Jobless claims were 10,000 lower than expected, said Ian Shepherdson, chief economist at High Frequency Economics. That made this week’s the lowest weekly claims number since July 10.

However, according to Shepherdson, “that is not enough to call a downshift in the underlying trend . . . we'd need to see a run of sub-440K numbers to convince us there has been a real change. . . . If you want to be bullish, though, you could argue that the drop in claims reflects an easing of the pressure on small firms, now that credit has more or less stopped contracting.”

If unemployment may be edging lower, retail sales are edging higher, according to figures from the International Council of Shopping Centers (ICSC), which said that U.S. chain stores sales were up 2.6% in year-over-year comparable-store sales for September.
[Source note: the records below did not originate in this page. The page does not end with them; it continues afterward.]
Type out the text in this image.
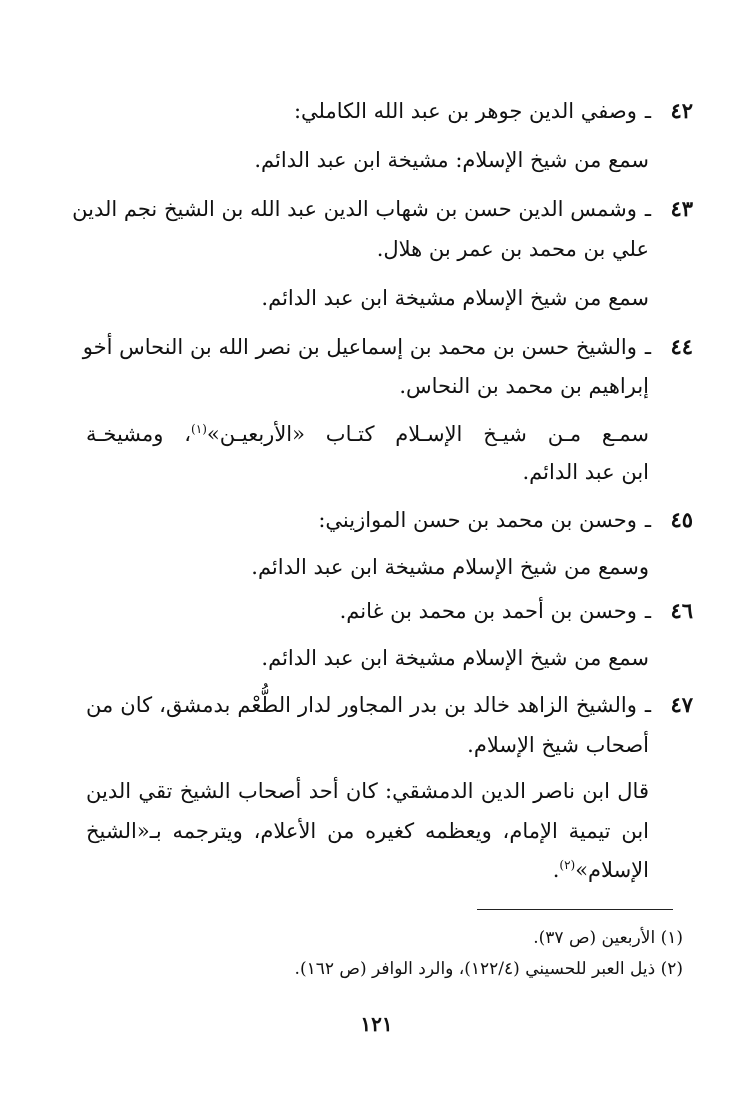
٤٢ـوصفي الدين جوهر بن عبد الله الكاملي:
سمع من شيخ الإسلام: مشيخة ابن عبد الدائم.
٤٣ـوشمس الدين حسن بن شهاب الدين عبد الله بن الشيخ نجم الدين
علي بن محمد بن عمر بن هلال.
سمع من شيخ الإسلام مشيخة ابن عبد الدائم.
٤٤ـوالشيخ حسن بن محمد بن إسماعيل بن نصر الله بن النحاس أخو
إبراهيم بن محمد بن النحاس.
سمـع مـن شيـخ الإسـلام كتـاب «الأربعيـن»$^{(١)}$، ومشيخـة
ابن عبد الدائم.
٤٥ـوحسن بن محمد بن حسن الموازيني:
وسمع من شيخ الإسلام مشيخة ابن عبد الدائم.
٤٦ـوحسن بن أحمد بن محمد بن غانم.
سمع من شيخ الإسلام مشيخة ابن عبد الدائم.
٤٧ـوالشيخ الزاهد خالد بن بدر المجاور لدار الطُّعْم بدمشق، كان من
أصحاب شيخ الإسلام.
قال ابن ناصر الدين الدمشقي: كان أحد أصحاب الشيخ تقي الدين
ابن تيمية الإمام، ويعظمه كغيره من الأعلام، ويترجمه بـ«الشيخ
الإسلام»$^{(٢)}$.
(١) الأربعين (ص ٣٧).
(٢) ذيل العبر للحسيني (١٢٢/٤)، والرد الوافر (ص ١٦٢).
١٢١
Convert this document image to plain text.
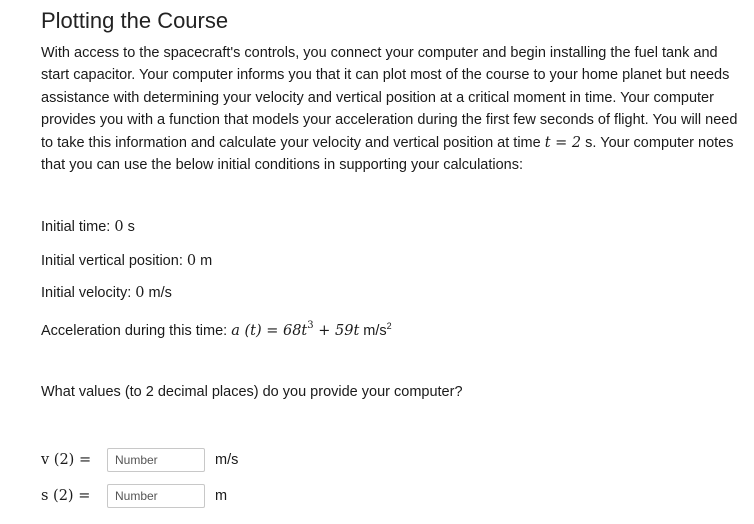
Plotting the Course
With access to the spacecraft's controls, you connect your computer and begin installing the fuel tank and start capacitor. Your computer informs you that it can plot most of the course to your home planet but needs assistance with determining your velocity and vertical position at a critical moment in time. Your computer provides you with a function that models your acceleration during the first few seconds of flight. You will need to take this information and calculate your velocity and vertical position at time t = 2 s. Your computer notes that you can use the below initial conditions in supporting your calculations:
Initial time: 0 s
Initial vertical position: 0 m
Initial velocity: 0 m/s
Acceleration during this time: a $(t) = 68t^3 + 59t$ $m/s^2$
What values (to 2 decimal places) do you provide your computer?
v (2) =
Number	m/s
s (2) =
Number	m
Luxury sales, said ICSC, were strongest, up 6.6%.

Michael Niemira, chief economist and director of research for ICSC, said in a statement: “The performance was somewhat uneven and was negatively impacted by abnormally warm weather, which curbed fall merchandise demand, and lower drug prices, which dragged down the reported drug store performance. The fact that luxury continued to post a strong performance is not surprising given the recent improvement in high-income household consumer confidence.”

Same-store sales were reported up by 2.8% by Thomson Reuters on Thursday. CNN Money quoted the research as saying that sales had been up for the 13th month in a row, with nearly three quarters of the responding retailers reporting sales that “beat analysts’ expectations.”

Steve Blitz, chief economist at Majestic Research, said of the positive-but-not-thriving numbers, “It’s not a real expansion; it’s momentum growth. The sun comes up, the lights go on, and the economy grows two percent.” It won’t engender inflation, he added, but it’s also not going to take care of the unemployment problem.

“If you go [along at] two percent long enough, it will accelerate,” Blitz said, but there are political implications for waiting that long and the economy has to get going sooner than that. “The economy doesn’t suffer from a too-high cost of capital,” he added; “it suffers from not enough demand, and we’re looking to the export sector to generate that . . . we need to have a more realistically priced dollar, and Treasury is attempting to do that.”

Majestic’s report on the figures adds: “The sum of the employment patterns leads us to wonder just what the credit side of the bond market is pricing and, more to the point, where the Fed is leading it in the attempt, successful so far, to suppress market pricing. Treasuries are mathematically representing what the Fed is telling everyone—the Federal funds rate isn’t going up for a long time. U.S. policymakers are designing for the needed dollar depreciation to occur painlessly, namely, without real interest rates rising. While we wait for exports to surge and imports to be replaced with domestic product, the economy is slow and slowing. The option-adjusted spread (OAS) for the Merrill Lynch High Yield Master Index is, at the same time, comfortably trading about where it was in 2008, pre-Lehman.”